Wszystkie zdjęcia umieszczone na tej stronie stanowią przedmiot ochrony prawa autorskiego (art. 16, 17, 78, 79 ustawy o prawie autorskim i prawach pokrewnych), stanowią wyłączną własność autora zdjęć. Jakiekolwiek wykorzystywanie (kopiowanie, reprodukowanie, publikowanie, drukowanie itp.) zdjęć, fragmentów zdjęć lub ich modyfikacji, bez zgody i wiedzy autora jest zabronione.
Witajcie Audiomaniacy :)
Chciał bym przedstawić projekt nie za dużych kolumn 3way projektowanych pod muzykę rock/metal.
ZAŁOŻENIA:
Od dawna myślałem o takim projekcie ale jakoś nie miałem okazji aby się za to zabrać. Na szczęście kilka miesięcy temu odezwał się do mnie znajomy który poprosił mnie abym mu coś złożył. A że On akurat słucha takiej muzyki najwięcej to postanowiłem urzeczywistnić moją wizję :)

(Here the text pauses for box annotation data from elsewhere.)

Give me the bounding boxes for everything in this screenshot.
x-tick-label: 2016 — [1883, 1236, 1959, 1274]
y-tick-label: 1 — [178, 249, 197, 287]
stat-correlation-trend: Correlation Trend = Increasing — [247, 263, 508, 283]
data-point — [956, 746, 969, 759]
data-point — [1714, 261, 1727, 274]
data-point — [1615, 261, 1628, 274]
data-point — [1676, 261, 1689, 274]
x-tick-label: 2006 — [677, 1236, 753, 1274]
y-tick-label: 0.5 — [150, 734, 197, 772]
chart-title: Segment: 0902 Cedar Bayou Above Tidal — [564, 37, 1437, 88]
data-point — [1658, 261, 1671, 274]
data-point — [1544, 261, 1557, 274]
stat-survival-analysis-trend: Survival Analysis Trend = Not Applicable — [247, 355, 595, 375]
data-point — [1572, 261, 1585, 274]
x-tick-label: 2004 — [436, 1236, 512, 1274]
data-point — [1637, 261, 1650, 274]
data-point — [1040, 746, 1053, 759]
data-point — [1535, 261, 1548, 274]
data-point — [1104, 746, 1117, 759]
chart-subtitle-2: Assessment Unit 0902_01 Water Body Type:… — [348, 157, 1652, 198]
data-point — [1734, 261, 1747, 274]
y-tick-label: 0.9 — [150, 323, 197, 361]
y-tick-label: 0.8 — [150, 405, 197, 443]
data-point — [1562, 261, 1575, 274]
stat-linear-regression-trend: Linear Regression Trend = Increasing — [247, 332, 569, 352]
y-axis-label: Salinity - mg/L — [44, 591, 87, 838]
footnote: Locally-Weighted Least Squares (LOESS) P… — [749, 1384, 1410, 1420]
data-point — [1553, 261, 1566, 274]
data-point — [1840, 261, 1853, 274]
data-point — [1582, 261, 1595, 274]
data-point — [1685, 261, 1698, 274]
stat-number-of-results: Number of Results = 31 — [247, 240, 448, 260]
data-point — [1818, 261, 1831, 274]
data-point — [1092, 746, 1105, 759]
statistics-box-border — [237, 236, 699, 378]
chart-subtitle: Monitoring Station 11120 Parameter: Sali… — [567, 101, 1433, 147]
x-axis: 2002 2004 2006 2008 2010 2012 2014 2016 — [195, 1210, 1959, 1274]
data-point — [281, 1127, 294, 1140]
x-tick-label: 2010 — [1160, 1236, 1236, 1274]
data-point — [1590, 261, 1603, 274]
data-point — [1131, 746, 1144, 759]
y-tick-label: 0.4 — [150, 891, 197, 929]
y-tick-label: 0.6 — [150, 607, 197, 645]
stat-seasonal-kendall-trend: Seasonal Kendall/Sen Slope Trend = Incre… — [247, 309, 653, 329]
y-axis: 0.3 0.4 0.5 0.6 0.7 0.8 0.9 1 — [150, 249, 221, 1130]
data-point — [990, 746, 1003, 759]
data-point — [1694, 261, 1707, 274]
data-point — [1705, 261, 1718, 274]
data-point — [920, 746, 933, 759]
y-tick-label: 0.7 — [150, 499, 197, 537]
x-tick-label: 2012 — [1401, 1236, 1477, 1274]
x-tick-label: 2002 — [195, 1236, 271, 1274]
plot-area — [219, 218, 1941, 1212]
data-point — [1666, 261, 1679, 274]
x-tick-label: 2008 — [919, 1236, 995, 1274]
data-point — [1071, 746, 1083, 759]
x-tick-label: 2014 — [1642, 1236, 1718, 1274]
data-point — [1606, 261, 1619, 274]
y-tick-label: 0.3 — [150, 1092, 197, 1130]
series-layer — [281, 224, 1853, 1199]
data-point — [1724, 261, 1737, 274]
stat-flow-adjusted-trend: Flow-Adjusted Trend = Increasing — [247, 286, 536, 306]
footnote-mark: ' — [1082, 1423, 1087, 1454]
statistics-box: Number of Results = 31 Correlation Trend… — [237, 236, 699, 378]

Już na samym początku łatwo nie było, wiedziałem jaki dźwięk chcę uzyskać ale nie wiedziałem jakich głośników do tego użyć. Postanowiłem za bardzo nie wydziwiać (ponieważ kolumny nie tylko miały grać muzykę rokową, ale też jazz czy klasykę) i zastosować głośniki które miały dobre opinie i pasowały do tego projektu.
GŁOŚNIKI:
Seas CA22RNX - Troels użył go do 3way classic i ten projekt był polecany do takiej muzyki. Na forum pisali że szału nie robi ale to dobry, mało prądożerny głośnik. Wizualnie się podobał, wziąłem.
Seas MCA12RC - bardzo pozytywne opinie, od dawna chciałem go wypróbować... i nie zawiodłem się (ale o tym później :) ).
Audax TW025A20 - Tytanowa kopułka, pozytywne opinie, nie tuzinkowy wygląd. Cena trochę wysoka ale wizualnie mi odpowiadał więc wziąłem.



OBUDOWY:
Obudowy z MDF-u, Front i dół 18 + 10mm, reszta 18mm, wzmocnienia i przegrody 18 i 10mm. Cała obudowa oklejona na koniec HDF-em 3mm. Komora CA22RNX 40L strojona na 36Hz (ale nie jestem pewien bo na samym końcu jeszcze modyfikowałem wytłumienie). Port bas reflex HP 051-0018 skrócony do 16cm. Wytłumienie Filc prasowany prawie na każdą ściankę komory CA22RNX, z mniejszą ilością przy porcie BR. Komora MCA12RC wytłumiona w całości filcem i owatą.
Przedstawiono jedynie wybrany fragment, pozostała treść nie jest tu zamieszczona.